Neymar precisou de cerca de 20 minutos em campo, período em que deu 13 passes e finalizou uma vez na direção do gol, para assumir um papel central também fora dele.
O atacante acabou servindo de argumento para que grande parte do elenco evitasse entrevistas e concentrasse sobre o camisa 10 a atenção dos jornalistas.
“O grupo é maravilhoso, estamos crescendo na competição”, comentou.
Embora assuma uma espécie de papel de “escudo” fora de campo, ele reconhece que sua condição atual é diferente dentro dele. Em sua quarta Copa do Mundo, é a primeira vez que inicia o torneio entre os reservas, sem uma perspectiva clara de se tornar titular, disputando espaço na equipe.
“Foi uma sensação diferente. Meu primeiro jogo de Copa em que fico no banco. E, às vezes, não sei muito o que fazer. Mas foi muito legal. Eu estou muito feliz de estar aqui, de estar no grupo, era o meu objetivo. E, agora, é seguir trabalhando para melhorar cada vez mais”, comentou.

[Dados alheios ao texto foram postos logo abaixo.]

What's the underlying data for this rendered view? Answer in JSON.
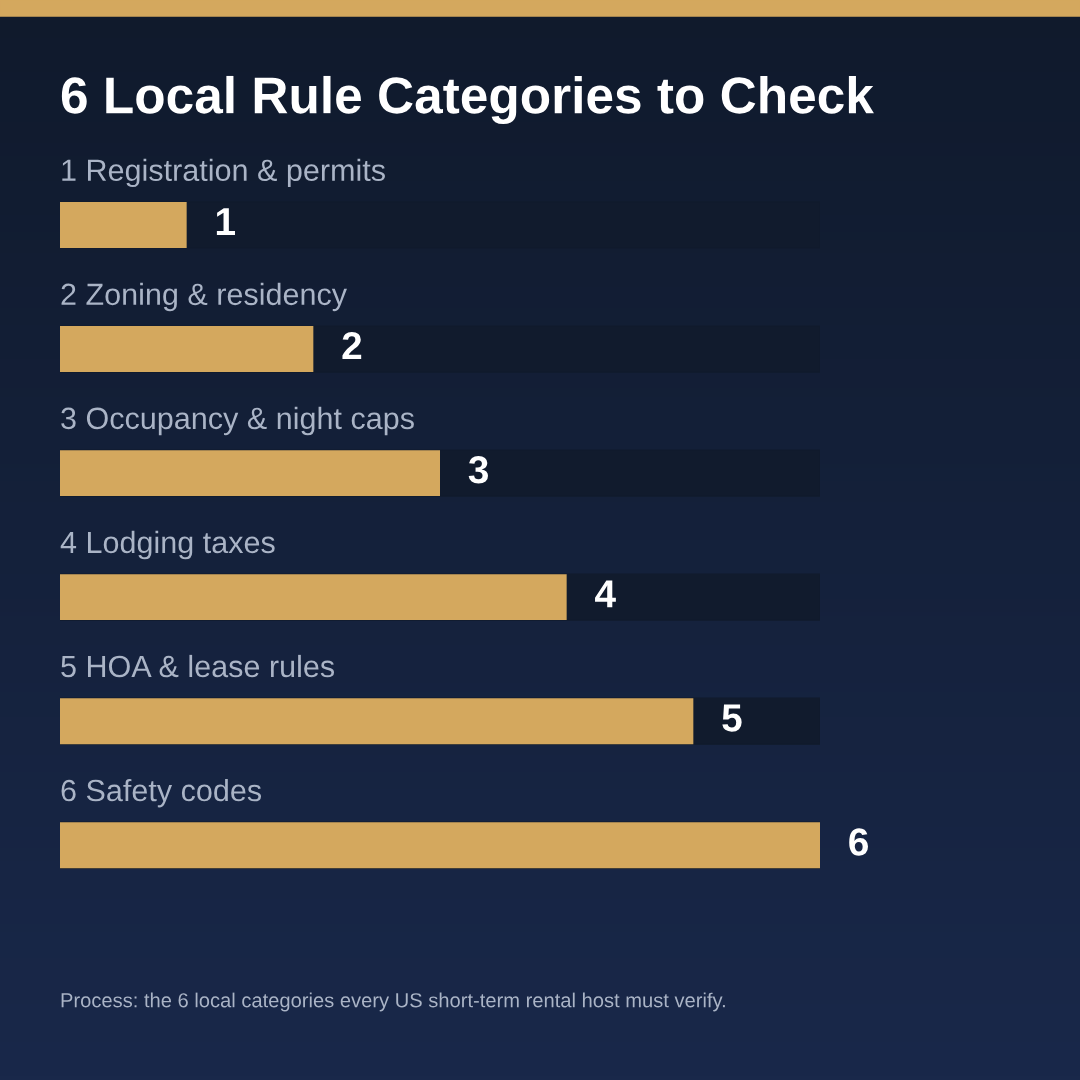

Nove anos mais velho que Vinicius Junior, que o tem como principal ídolo, Neymar, aos 34 anos, vê no camisa 7 a principal referência da seleção neste Mundial.
“O Vini hoje é o nosso principal jogador e está numa fase incrível. Vem nos ajudando, decidindo os jogos. Isso é importante para nós”, disse.
Neymar, porém, alimenta a esperança de voltar a ser decisivo pela seleção. Ausente nos duelos contra Marrocos e Haiti, nas duas primeiras rodadas do Mundial, quando ainda se recuperava de uma lesão na panturrilha direita, o jogador afirmou que está pronto para atuar durante um jogo inteiro.
Segundo ele, depois da partida contra a Escócia, ele se sentiu bem e garante que tem condições de atuar por “200 minutos”.
Ele, no entanto, só fez dois treinos em tempo integral com o elenco até agora. O atacante já se apresentou à seleção com o problema na panturrilha direita, lesão que ele sofreu na véspera da convocação para a Copa do Mundo, anunciada por Carlo Ancelotti em 18 de maio.
Para Ancelotti, porém, seria importante contar com Neymar mesmo que fosse a partir do mata-mata. Ele também elogiou a postura do atleta.
“Trabalhou e treinou para se recuperar com muito profissionalismo e muita seriedade. Ele, por suas qualidades, pode ajudar o time nessa Copa do Mundo. Jogou bem os poucos minutos que jogou”, afirmou o técnico após o jogo com a Escócia.
O comandante pensa em usar Neymar na vaga de Matheus Cunha, o escolhido para ser substituído por ele contra a Escócia, ou como um dos atacantes mais adiantados. Diante dos escoceses, Rayan e Vini Junior ocuparam essas funções.
Com as boas atuações do camisa 7 e de Matheus Cunha, o principal concorrente de Neymar é Rayan, jovem de 19 anos, que está em sua primeira Copa.
A seleção brasileira volta a campo na segunda (29), quando inicia sua jornada no mata-mata em Houston, no Texas. O adversário sairá do Grupo F, com três possibilidades: Holanda, Japão ou Suécia.
Ancelotti deu folga para o elenco nesta quinta-feira (25) e vai começar a desenhar o time para o mata-mata a partir desta sexta (26), em Nova Jersey, onde a equipe está baseada durante a Copa do Mundo.